Economic uncertainty has hit the S&P 500 like a wrecking ball this year, sending the benchmark index spiraling into a bear market. But the drawdown has been especially devastating for electric car company Tesla (TSLA -1.01%). Its share price has plummeted 72% year to date, which makes it the second-worst-performing stock in the S&P 500.

For context, Tesla has never suffered a sharper share price decline at any point in its history, and six analysts have downgraded the stock in the last two weeks alone.

Is that meltdown a once-in-a-decade buying opportunity? Or should investors avoid this beleaguered stock?

The bear case for Tesla

Tesla has experienced a number of setbacks of late. The company missed delivery estimates in the third quarter, and while management had previously guided for 50% growth in annual deliveries, CFO Zachary Kirkhorn recently said deliveries would fall just short of that figure this year.

Tesla places the blame on its batch shipment strategy, which creates logistics bottlenecks near the end of each quarter. The company is working to resolve that problem by smoothing regional builds and spreading shipments more evenly throughout each quarter. But investors are afraid the delivery shortfall is a symptom of a larger problem: decreased demand. And Tesla stoked that fear last week when it doubled its discount on Model 3 and Model Y vehicles.

Additionally, Tesla has temporarily shuttered Gigafactory Shanghai in response to a surge of COVID-19 cases in China, which arose following the government's easing of zero-COVID policies. Gigafactory Shanghai is Tesla's largest factory as measured by car output, according to The Wall Street Journal, so its closure could cause fourth-quarter deliveries to fall even shorter than previously expected.

Finally, many analysts have expressed concern about Twitter, noting that CEO Elon Musk may be neglecting Tesla and its shareholders at a time when the electric car company desperately needs his leadership in order to focus on issues facing the social media platform.

As a whole, the bear case is compelling and worth consideration, but it centers around short-term problems. If Tesla is indeed struggling with weak demand, it almost certainly stems from high inflation and rising interest rates, not an underlying problem with its vehicles. That means demand should rebound as economic conditions improve. Additionally, Gigafactory Shanghai will reopen in time, and Musk plans to step down as CEO of Twitter.

Red Tesla Model Y speeding down the open road.

Image source: Tesla.

The bull case for Tesla

Despite delivery shortfalls and softening demand, Tesla sold more fully electric cars than any other automaker through the first nine months of the year, capturing an 18.5% market share. Moreover, Tesla once again reported an industry-leading operating margin in the third quarter, as its focus on manufacturing efficiency continued to bear fruit.

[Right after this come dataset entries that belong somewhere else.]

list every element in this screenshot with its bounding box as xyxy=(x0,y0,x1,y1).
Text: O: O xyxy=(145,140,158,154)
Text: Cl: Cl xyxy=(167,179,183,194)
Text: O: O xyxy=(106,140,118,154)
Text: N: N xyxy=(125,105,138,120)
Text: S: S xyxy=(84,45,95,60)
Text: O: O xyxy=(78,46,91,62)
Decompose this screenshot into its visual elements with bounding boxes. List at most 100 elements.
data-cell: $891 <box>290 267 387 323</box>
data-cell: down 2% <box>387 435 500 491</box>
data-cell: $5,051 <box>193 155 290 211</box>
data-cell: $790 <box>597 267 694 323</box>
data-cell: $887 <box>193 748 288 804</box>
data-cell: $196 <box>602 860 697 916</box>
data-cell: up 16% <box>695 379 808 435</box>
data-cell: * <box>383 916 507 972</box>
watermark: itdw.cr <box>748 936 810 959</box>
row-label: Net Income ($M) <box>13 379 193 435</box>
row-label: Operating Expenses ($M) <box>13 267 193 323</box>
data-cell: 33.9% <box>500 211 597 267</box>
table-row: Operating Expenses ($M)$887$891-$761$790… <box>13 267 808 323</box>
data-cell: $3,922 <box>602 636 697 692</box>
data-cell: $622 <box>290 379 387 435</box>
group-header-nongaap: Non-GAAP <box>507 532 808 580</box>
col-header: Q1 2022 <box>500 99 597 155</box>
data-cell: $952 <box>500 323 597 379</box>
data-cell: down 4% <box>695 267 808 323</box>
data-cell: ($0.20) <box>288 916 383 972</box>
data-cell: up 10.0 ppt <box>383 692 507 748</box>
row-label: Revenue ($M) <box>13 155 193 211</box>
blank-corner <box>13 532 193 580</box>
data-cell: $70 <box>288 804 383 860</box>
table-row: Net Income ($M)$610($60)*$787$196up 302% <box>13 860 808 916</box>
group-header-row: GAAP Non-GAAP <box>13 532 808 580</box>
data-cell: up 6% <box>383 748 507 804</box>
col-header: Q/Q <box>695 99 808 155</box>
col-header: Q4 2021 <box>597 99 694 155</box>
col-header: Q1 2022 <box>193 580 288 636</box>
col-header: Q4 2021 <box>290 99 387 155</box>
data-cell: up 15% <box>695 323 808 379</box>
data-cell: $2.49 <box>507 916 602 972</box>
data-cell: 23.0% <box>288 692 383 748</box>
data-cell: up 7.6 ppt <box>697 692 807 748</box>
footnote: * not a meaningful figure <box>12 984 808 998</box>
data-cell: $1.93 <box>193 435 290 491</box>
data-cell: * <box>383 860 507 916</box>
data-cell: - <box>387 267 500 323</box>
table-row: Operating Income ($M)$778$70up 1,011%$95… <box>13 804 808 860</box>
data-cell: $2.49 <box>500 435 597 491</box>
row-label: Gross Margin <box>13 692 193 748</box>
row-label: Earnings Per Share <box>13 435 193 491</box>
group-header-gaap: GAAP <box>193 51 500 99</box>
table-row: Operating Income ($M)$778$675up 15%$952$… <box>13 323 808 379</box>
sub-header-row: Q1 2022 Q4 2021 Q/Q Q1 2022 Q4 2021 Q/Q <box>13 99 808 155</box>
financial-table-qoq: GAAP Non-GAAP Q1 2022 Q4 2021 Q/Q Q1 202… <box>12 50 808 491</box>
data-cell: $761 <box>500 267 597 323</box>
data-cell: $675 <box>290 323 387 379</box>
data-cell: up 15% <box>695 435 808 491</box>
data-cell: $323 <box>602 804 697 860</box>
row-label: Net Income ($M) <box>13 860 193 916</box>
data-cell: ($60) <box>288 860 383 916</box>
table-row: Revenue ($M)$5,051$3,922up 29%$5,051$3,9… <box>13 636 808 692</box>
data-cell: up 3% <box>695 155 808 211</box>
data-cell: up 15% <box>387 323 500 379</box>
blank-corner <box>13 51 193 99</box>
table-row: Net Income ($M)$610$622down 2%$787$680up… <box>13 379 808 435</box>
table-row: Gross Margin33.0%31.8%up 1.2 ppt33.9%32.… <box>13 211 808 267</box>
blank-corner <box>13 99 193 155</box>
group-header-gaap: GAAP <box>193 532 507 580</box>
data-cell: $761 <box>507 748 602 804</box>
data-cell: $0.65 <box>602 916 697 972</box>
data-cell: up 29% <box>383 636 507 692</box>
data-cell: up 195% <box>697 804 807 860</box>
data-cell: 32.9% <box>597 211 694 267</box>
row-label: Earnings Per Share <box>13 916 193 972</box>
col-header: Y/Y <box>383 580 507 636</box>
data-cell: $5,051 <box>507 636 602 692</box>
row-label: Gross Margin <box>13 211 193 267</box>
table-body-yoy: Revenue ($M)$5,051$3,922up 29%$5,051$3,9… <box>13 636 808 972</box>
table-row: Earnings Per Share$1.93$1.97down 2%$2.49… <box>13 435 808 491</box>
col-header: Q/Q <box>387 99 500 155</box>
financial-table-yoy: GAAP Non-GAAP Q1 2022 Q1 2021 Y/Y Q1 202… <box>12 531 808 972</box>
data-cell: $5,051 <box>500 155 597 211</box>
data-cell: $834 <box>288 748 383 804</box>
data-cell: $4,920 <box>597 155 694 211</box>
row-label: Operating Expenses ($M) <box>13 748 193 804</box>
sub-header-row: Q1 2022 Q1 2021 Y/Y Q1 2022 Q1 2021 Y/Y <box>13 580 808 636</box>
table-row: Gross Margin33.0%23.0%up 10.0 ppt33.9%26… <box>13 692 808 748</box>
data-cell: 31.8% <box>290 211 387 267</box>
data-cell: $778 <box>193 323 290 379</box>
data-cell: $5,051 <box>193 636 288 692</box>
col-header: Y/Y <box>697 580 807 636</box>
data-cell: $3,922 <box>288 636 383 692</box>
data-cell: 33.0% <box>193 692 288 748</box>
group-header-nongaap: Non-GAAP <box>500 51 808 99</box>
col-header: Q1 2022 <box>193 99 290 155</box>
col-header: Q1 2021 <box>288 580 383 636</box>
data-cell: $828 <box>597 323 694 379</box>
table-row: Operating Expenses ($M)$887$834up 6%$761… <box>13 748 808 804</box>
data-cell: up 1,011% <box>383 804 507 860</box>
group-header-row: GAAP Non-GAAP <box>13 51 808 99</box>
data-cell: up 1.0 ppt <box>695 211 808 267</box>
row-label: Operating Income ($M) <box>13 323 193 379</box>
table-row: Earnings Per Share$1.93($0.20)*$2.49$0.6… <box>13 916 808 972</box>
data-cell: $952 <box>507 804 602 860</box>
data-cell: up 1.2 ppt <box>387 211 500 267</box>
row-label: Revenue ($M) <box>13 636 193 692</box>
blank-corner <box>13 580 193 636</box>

Better yet, Tesla is set to become more efficient in the future. The company already pays less to build battery packs (the most expensive part of an electric car) than other automakers, and its latest 4680 battery cells promise to reinforce that edge by cutting costs in half. Tesla is also ramping up output at new plants in Texas and Germany. Gigafactory Berlin is particularly noteworthy because it will localize vehicle production in Europe, the second-largest electric car market in the world, thereby lowering logistics costs for Tesla.

More broadly, Tesla still believes it can achieve 50% average annual growth in vehicle deliveries over a multiyear horizon, even if it falls short of that guidance this year. That leaves the company well positioned to capitalize on a large and growing addressable market. According to Transparency Market Research, global electric vehicle sales will grow at nearly 30% annually to a total of $1.9 trillion by 2031.

However, Musk and other members of management have said full self-driving (FSD) technology will eventually be the most important source of profitability for Tesla. The company recently launched its FSD beta software across North America, and pending regulatory approval, Europe and other parts of the world will follow. Additionally, Tesla plans to produce a robotaxi in 2024, moving one step closer to its ultimate goal of operating an autonomous ride-hailing network.

On that note, Precedence Research says the global autonomous vehicle market will grow at 39% annually to reach $1.8 trillion by 2030, and Ark Invest estimates that autonomous ride-hailing platforms will generate $2 trillion in profits by 2030. That puts Tesla in front of another large market opportunity, and with more autonomous driving data than any other automaker, the company is particularly well positioned to be a leader in self-driving cars.

Investors need to understand the risks

Even after its share price meltdown, Tesla still commands a market capitalization of $355 billion, meaning the company is worth nearly twice as much as the next closest automaker. Additionally, a portion of its valuation is based on FSD technology, which faces regulatory hurdles and uncertain development timelines. That makes Tesla stock risky.

However, with shares currently trading at 5.2 times sales -- a big discount to the historical average of 11 times sales -- the sell-off has created a good buying opportunity for risk-tolerant investors.